FANeRV: Frequency Separation and Augmentation based Neural Representation for Video
Li Yu, Zhihui Li, Chao Yao, Jimin Xiao, Moncef Gabbouj
TL;DR
FANeRV tackles the spectral bias limiting high-frequency recovery in implicit neural video representations by explicitly separating frame features into low- and high-frequency subbands via a Haar wavelet transform and then applying dedicated enhancement and fusion workflows. The Wavelet Frequency Upgrade Block (WFUB) combines a Frequency Separation Feature Boosting (FSFB) module for global, multi-scale context and a Time-Modulated Gated Feed-Forward Network (TGFN) for temporal-aware refinement, with Convolutional Residual Enhancement Blocks (CREB) to balance parameter distribution and preserve fine details.

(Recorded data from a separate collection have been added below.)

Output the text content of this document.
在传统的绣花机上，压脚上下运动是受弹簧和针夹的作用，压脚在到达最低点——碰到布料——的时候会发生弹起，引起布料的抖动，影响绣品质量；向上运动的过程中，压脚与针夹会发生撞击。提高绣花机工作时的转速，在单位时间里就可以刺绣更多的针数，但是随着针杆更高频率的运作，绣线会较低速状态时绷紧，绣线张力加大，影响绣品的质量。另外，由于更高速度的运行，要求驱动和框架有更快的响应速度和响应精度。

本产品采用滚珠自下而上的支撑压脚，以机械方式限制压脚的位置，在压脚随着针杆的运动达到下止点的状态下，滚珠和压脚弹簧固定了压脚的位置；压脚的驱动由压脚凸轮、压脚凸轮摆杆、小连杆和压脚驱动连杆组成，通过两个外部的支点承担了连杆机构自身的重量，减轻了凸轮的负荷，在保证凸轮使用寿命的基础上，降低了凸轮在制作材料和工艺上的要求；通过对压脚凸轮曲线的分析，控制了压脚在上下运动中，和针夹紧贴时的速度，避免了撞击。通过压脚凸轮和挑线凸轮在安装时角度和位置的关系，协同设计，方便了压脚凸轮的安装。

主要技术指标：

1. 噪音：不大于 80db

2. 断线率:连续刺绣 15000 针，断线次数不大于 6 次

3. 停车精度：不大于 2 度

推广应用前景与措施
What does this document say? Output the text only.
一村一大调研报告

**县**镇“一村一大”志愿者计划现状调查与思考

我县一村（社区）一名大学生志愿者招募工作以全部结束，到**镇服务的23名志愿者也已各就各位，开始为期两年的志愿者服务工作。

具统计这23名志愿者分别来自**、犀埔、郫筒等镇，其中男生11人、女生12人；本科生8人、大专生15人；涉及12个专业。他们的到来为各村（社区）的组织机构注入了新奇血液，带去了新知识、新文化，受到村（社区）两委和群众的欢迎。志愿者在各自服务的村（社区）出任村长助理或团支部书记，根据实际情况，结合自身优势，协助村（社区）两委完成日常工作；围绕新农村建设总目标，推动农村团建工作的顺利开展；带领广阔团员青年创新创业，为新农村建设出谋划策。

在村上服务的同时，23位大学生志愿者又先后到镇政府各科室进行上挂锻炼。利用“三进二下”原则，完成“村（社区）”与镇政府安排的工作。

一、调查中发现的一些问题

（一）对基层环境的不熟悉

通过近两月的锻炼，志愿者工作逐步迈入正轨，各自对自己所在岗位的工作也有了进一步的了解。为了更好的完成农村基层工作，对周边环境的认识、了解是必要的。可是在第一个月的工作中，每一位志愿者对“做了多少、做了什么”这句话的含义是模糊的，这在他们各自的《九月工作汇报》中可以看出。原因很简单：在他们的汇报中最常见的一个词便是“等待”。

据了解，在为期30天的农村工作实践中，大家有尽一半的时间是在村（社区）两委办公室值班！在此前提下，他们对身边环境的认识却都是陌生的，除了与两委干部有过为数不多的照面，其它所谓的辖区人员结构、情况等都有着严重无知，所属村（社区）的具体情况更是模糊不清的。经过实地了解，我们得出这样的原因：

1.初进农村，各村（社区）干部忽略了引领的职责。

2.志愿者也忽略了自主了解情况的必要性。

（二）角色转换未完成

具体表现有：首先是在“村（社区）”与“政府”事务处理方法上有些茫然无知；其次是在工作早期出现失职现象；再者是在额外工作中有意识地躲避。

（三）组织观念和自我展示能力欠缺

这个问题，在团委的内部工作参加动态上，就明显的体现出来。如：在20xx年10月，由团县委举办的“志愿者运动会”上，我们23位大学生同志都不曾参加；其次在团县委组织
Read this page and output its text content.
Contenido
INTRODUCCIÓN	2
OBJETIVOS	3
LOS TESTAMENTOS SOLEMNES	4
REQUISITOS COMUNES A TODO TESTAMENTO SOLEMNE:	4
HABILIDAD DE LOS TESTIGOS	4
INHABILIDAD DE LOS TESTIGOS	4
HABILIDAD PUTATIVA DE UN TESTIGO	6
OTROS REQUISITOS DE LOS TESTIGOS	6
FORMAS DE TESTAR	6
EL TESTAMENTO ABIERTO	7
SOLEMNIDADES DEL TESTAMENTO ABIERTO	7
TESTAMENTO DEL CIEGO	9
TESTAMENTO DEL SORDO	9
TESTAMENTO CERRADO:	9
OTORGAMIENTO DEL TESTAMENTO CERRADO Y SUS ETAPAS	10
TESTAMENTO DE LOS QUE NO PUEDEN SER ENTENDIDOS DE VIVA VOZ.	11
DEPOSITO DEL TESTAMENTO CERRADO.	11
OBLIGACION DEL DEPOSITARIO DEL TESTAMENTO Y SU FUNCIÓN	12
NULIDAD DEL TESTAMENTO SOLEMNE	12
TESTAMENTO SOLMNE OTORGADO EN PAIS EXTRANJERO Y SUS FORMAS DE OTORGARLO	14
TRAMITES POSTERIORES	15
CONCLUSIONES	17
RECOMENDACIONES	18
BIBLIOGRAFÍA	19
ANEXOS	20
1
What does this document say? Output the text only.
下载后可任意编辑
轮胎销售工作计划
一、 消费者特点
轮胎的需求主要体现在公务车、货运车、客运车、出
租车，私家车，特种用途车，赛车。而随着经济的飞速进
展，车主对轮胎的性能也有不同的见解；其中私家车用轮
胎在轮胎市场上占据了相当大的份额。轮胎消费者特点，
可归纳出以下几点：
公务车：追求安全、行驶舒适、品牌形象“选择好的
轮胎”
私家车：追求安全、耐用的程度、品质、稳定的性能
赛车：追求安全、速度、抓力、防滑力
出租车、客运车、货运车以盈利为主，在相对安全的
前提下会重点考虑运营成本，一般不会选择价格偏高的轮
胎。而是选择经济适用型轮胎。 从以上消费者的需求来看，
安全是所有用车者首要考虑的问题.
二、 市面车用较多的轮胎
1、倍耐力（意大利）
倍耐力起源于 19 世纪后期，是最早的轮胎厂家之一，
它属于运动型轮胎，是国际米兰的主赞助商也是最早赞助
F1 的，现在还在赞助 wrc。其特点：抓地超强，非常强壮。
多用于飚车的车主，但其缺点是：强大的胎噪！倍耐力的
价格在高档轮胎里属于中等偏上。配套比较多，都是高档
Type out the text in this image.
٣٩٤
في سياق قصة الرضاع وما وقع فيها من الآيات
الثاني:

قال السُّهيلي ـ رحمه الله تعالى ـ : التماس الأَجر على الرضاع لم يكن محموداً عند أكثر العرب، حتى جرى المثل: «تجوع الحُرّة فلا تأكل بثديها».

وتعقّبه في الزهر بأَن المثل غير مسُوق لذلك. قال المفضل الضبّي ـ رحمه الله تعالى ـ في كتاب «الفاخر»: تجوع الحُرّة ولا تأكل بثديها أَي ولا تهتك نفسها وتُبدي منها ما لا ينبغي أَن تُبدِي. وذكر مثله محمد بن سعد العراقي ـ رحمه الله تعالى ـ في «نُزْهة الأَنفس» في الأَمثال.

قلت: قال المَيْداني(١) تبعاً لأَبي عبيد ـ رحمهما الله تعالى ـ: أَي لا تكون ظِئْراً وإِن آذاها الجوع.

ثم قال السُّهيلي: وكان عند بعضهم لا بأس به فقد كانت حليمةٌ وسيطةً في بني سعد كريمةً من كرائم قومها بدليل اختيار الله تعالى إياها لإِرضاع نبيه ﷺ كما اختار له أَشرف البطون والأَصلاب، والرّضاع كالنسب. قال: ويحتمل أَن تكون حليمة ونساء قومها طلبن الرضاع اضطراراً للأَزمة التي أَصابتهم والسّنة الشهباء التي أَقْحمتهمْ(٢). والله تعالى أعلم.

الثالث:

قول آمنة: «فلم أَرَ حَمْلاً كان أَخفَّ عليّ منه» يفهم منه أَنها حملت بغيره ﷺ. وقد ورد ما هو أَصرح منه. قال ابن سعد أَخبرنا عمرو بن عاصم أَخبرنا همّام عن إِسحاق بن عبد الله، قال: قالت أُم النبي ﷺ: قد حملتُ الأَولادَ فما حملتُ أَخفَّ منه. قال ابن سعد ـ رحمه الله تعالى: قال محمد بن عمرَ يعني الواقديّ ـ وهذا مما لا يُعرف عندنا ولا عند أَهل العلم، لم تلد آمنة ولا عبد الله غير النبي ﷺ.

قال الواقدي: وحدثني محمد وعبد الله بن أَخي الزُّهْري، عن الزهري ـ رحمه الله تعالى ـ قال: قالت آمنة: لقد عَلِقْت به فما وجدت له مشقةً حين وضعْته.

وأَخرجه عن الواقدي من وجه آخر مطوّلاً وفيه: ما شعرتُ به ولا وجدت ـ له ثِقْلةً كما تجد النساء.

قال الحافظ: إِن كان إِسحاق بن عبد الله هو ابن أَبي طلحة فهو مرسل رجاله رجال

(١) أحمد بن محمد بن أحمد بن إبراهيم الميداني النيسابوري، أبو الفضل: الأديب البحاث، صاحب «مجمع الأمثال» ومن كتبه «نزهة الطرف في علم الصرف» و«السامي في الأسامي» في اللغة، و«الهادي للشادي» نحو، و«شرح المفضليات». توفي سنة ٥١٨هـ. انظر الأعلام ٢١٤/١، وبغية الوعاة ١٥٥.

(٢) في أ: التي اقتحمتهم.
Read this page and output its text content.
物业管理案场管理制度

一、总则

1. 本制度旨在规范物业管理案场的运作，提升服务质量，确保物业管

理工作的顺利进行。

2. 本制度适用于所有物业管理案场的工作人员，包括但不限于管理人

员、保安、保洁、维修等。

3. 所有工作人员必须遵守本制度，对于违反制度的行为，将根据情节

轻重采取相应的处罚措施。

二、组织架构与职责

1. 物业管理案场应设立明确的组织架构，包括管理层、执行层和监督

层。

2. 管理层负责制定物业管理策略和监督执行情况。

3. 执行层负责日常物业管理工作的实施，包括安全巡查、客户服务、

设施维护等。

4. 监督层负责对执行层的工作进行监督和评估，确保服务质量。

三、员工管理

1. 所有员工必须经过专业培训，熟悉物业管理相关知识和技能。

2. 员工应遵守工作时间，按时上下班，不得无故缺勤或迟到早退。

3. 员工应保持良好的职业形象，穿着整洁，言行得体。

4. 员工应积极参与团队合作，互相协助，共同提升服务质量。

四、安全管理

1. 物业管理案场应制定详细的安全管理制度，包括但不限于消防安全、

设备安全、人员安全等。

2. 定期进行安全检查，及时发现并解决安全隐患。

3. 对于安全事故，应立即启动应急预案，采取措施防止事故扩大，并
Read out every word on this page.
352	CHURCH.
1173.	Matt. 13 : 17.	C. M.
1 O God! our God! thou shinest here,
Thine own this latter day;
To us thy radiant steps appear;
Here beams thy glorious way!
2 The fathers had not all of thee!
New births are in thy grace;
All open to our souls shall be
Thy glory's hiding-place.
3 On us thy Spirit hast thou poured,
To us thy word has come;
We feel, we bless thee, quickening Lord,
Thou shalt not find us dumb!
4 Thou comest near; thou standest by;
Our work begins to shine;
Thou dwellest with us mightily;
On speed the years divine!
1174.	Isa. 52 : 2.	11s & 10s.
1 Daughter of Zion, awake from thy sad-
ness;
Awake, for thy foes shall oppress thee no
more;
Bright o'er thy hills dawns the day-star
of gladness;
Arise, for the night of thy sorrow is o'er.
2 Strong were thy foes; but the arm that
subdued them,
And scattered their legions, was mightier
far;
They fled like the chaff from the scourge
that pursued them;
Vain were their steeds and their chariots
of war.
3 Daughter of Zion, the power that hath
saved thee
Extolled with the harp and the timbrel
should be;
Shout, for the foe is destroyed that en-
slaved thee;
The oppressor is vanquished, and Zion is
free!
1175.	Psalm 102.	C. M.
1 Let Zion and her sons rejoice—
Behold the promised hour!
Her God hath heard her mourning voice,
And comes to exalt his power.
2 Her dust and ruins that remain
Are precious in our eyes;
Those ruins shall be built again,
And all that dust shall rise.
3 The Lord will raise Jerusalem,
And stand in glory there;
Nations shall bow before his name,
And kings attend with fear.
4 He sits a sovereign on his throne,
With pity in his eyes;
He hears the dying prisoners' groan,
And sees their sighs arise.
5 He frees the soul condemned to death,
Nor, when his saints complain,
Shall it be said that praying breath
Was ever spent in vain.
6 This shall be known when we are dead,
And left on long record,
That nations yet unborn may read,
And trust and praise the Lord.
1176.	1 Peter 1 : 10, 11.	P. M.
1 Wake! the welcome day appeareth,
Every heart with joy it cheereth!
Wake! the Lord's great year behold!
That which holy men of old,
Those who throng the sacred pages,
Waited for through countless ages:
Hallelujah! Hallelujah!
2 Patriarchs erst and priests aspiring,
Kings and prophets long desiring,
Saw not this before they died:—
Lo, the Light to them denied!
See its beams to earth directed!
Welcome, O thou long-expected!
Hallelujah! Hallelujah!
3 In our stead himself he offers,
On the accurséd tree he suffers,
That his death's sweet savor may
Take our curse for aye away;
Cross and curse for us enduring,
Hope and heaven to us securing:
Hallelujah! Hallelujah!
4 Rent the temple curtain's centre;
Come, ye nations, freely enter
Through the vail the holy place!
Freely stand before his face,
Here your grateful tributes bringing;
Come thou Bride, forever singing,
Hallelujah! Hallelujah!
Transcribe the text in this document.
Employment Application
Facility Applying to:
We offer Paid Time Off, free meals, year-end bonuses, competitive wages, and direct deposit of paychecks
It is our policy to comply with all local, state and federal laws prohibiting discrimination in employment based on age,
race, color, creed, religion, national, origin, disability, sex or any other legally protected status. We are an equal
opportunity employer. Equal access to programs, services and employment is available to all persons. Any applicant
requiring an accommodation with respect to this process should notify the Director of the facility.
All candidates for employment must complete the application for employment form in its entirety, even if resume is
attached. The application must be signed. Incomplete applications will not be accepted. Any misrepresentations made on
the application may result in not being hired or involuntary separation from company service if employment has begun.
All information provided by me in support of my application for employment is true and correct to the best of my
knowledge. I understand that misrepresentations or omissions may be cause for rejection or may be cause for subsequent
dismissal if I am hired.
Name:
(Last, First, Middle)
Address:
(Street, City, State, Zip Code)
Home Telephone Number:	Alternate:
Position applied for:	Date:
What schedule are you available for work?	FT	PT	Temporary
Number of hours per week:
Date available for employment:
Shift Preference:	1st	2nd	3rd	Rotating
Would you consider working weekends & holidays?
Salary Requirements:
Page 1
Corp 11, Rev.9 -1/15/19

A hybrid loss, combining L1 and MS-SSIM with a frequency-domain constraint, further enforces both structural fidelity and high-frequency content. Across video regression, compression, interpolation, and inpainting, FANeRV achieves state-of-the-art or superior performance with the same model capacity, demonstrating the practicality of frequency-separation strategies for high-fidelity video representations.
Abstract
Neural representations for video (NeRV) have gained considerable attention for their strong performance across various video tasks. However, existing NeRV methods often struggle to capture fine spatial details, resulting in vague reconstructions. In this paper, we present a Frequency Separation and Augmentation based Neural Representation for video (FANeRV), which addresses these limitations with its core Wavelet Frequency Upgrade Block. This block explicitly separates input frames into high and low-frequency components using discrete wavelet transform, followed by targeted enhancement using specialized modules. Finally, a specially designed gated network effectively fuses these frequency components for optimal reconstruction. Additionally, convolutional residual enhancement blocks are integrated into the later stages of the network to balance parameter distribution and improve the restoration of high-frequency details. Experimental results demonstrate that FANeRV significantly improves reconstruction performance and excels in multiple tasks, including video compression, inpainting, and interpolation, outperforming existing NeRV methods.